Embodiments of the present application are implemented in the form of software functional units and sold or used as a stand-alone product, which may be stored on a computer readable storage medium. Based on such understanding, the technical solution of the present application may be embodied in essence or a part contributing to the prior art or all or part of the technical solution, in the form of a software product stored in a storage medium, including several instructions to cause a computer device (which may be a personal computer, a server, or a network device, etc.) or a processor (processor) to perform all or part of the steps of the methods described in the embodiments of the present application. And the aforementioned storage medium includes: a U-disk, a removable hard disk, a Read-Only Memory (ROM), a random access Memory (RAM, random Access Memory), a magnetic disk, or an optical disk, or other various media capable of storing program codes.
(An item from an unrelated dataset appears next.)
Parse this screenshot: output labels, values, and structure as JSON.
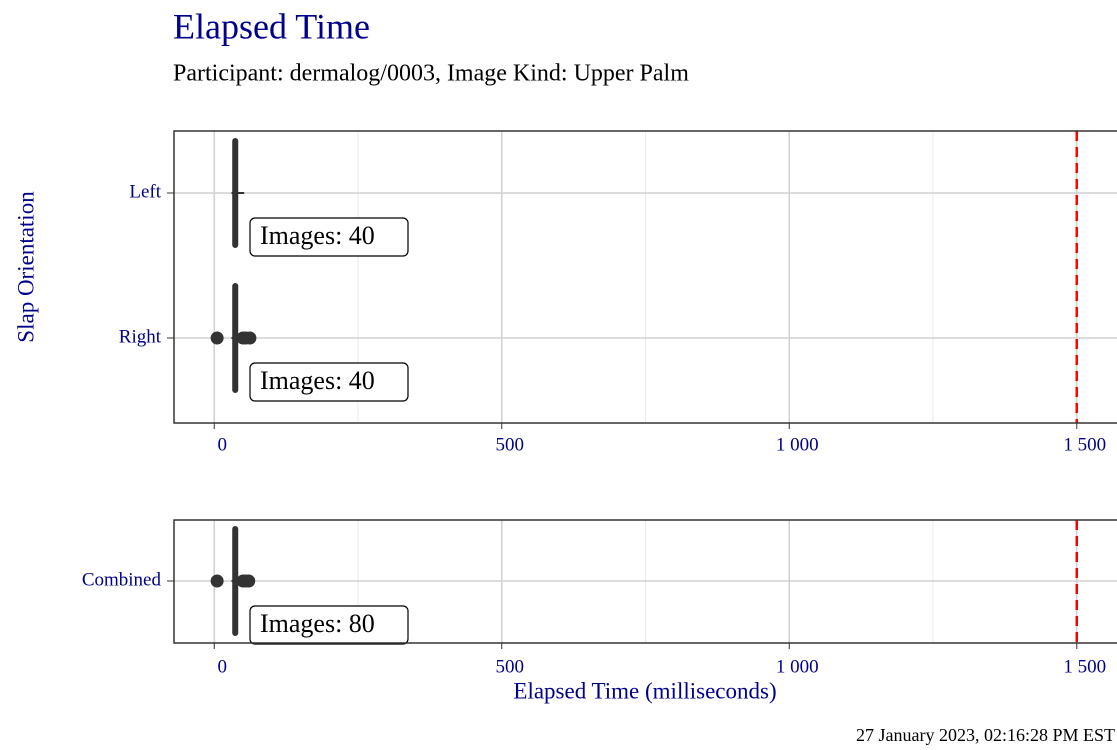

The foregoing is merely an embodiment of the present application, and the patent scope of the present application is not limited thereto, but the equivalent structures or equivalent flow changes made in the present application and the contents of the drawings are utilized, or directly or indirectly applied to other related technical fields, which are all included in the patent protection scope of the present application.

Claims

1. The data reading and writing method based on the data lake is characterized by comprising the following steps of:

acquiring record data and a main key of the record data;

2. The method for reading and writing data according to claim 1, wherein,

the data reading and writing method further comprises the following steps:

3. The method for reading and writing data according to claim 1, wherein,

the determining whether the primary key of the record data exists in the second primary key list of any log file includes:

acquiring a primary key value range of each log file;

4. A data reading and writing method according to claim 3, wherein,

the determining whether the primary key of the record data exists in the second primary key list of any one of the first log files includes:

acquiring a preset bloom filter of each first log file;

5. The method for reading and writing data according to claim 1, wherein,

the writing the record data into the log file of the second primary key list corresponding to the primary key of the record data comprises the following steps:

6. The method for reading and writing data according to claim 5, wherein,

7. The method for reading and writing data according to claim 6, wherein,

acquiring footer information of a previous data block;

8. The method for reading and writing data according to claim 1, wherein,

the data reading and writing method further comprises the following steps:

9. A data read-write device, wherein the data read-write device comprises a memory and a processor coupled with the memory;

wherein the memory is for storing program data and the processor is for executing the program data to implement the data read-write method according to any one of claims 1 to 8.

10. A computer storage medium for storing program data which, when executed by a computer, is adapted to carry out the data read-write method according to any one of claims 1 to 8.